Une pause encore. Je soutiens son regard sans ciller. Ses paroles torpillent mon cœur et mon cerveau se complait à les faire défiler, encore et encore... pauvre cœur. Mais je demeure de marbre – cela aura peut-être pour effet de la décourager ? Je me demande pourquoi j'espère encore que ce qui fonctionne avec d'autres est valable pour Valentina car elle pince les lèvres après quelques instants. Son regard rivé au mien se met à flamboyer de colère. Elle recule d'un pas et articule d'une voix glaciale tout en me toisant :
- En fait, tu es lâche.
Je vacille et mes mains se crispent sur mon casque, imperceptiblement.
- Tu n'assumes rien... commence-t-elle d'une voix persiflante, mais je vais te dire : tu auras beau essayer de te cacher derrière ton petit doigt, tu auras beau refuser de prononcer son nom, ou d'effacer la moindre trace de son passage dans ta vie – il respire en toi, dans tout ce que tu es, aujourd'hui. Même après toutes ces années.
Le ton définitif avec lequel elle prononce ses mots fait trembler toutes les fondations qui me font tenir depuis 5 ans : j'ai juste envie de bondir pour lui arracher la gorge, qu'elle se taise – je ne veux rien entendre... et surtout pas ça. Mais elle continue, les mots débordent de ses lèvres en flots précipités, comme s'ils avaient été retenus trop longtemps :
- Ton sourire est imprégné de lui, la façon dont tu marches parfois, le froncement de tes sourcils... tu ne t'en rends même pas compte, putain ! Matteo ! Tu dois arrêter de fuir ton passé, pour avancer, putain de merde ! Regarde-toi ! Tu n'as même pas 22 ans... et on dirait ton père !

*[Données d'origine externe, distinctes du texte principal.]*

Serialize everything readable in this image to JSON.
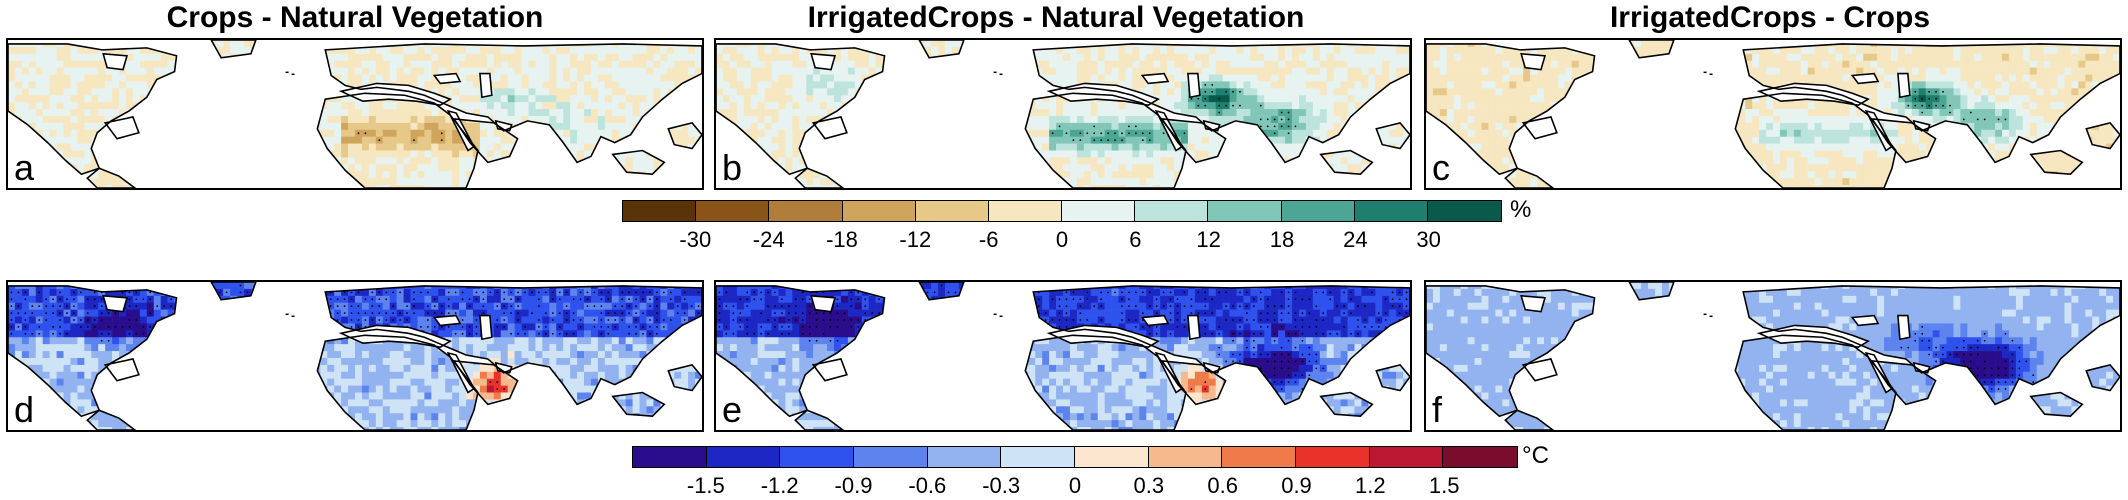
{
  "columns": [
    {
      "title": "Crops - Natural Vegetation"
    },
    {
      "title": "IrrigatedCrops - Natural Vegetation"
    },
    {
      "title": "IrrigatedCrops -  Crops"
    }
  ],
  "panels": [
    {
      "letter": "a",
      "variable": "percent",
      "palette": "brown-green"
    },
    {
      "letter": "b",
      "variable": "percent",
      "palette": "brown-green"
    },
    {
      "letter": "c",
      "variable": "percent",
      "palette": "brown-green"
    },
    {
      "letter": "d",
      "variable": "temperature",
      "palette": "blue-red"
    },
    {
      "letter": "e",
      "variable": "temperature",
      "palette": "blue-red"
    },
    {
      "letter": "f",
      "variable": "temperature",
      "palette": "blue-red"
    }
  ],
  "colorbars": {
    "percent": {
      "unit": "%",
      "ticks": [
        "-30",
        "-24",
        "-18",
        "-12",
        "-6",
        "0",
        "6",
        "12",
        "18",
        "24",
        "30"
      ],
      "colors": [
        "#5a3408",
        "#8a5418",
        "#b07d3a",
        "#cfa55e",
        "#e6c889",
        "#f6e7c0",
        "#e7f3f1",
        "#bde4dc",
        "#82c6b8",
        "#4ca595",
        "#1f7f6f",
        "#0a5a4c"
      ]
    },
    "temperature": {
      "unit": "°C",
      "ticks": [
        "-1.5",
        "-1.2",
        "-0.9",
        "-0.6",
        "-0.3",
        "0",
        "0.3",
        "0.6",
        "0.9",
        "1.2",
        "1.5"
      ],
      "colors": [
        "#2a0d8c",
        "#1c27c4",
        "#2f52ee",
        "#5d83ee",
        "#92b2f0",
        "#cfe3f7",
        "#fbe6cf",
        "#f6b98e",
        "#f07a4a",
        "#e8322a",
        "#bb1732",
        "#7a0c2c"
      ]
    }
  }
}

C'est le coup de grâce. Que je le pense moi-même est une chose, qu'on me le dise en est une autre. Je coupe le contact de ma moto et explose :
- Ferme-là, bordel ! Tu ne sais pas de quoi tu parles ! Vous n'en savez rien ! Ce que j'ai vécu, ce que je ressens ! Est-ce que tu peux seulement imaginer que ma mère a eu le choix de me protéger ? Et devine ce qu'elle a fait ? Pourtant, elle savait ce qui allait se passer... elle le savait. J'avais 17 ans, putain ! Et tu n'as pas la moindre idée de tout ce que mon père m'a dit. Tu ne sais pas ce que j'ai éprouvé lorsqu'il m'a dit que je n'étais qu'une sous-race. Une sous-race, bordel ! Et qu'aimer Luca faisait de moi une merde. Tu comprends ça ? Parce que moi, j'y comprends rien... j'ai beau ressasser ses paroles, rejouer encore et encore la conversation qu'on a eue il y a des années, mais j'y comprends rien ! Et je ne sais pas qui je suis. Si je suis seulement digne d'être sur cette Terre, putain de merde ! Alors ferme là ! Tu ne sais rien ! Tu as ta petite vie, ta petite aventure gay et tu crois tout savoir... Tu me fais des leçons de morale... mais tu veux savoir ? Une fois dans ma vie, j'ai fait l'amour. Une fois. Je sais exactement ce que ça signifie. Mais je sais surtout combien ça détruit de...
- Salut...
Les mots s'étranglent dans ma gorge. Valentina et moi tournons la tête dans un mouvement parfaitement synchronisé en direction de celui qui vient de m'interrompre... même si je n'ai pas besoin de mes yeux pour savoir que c'est lui.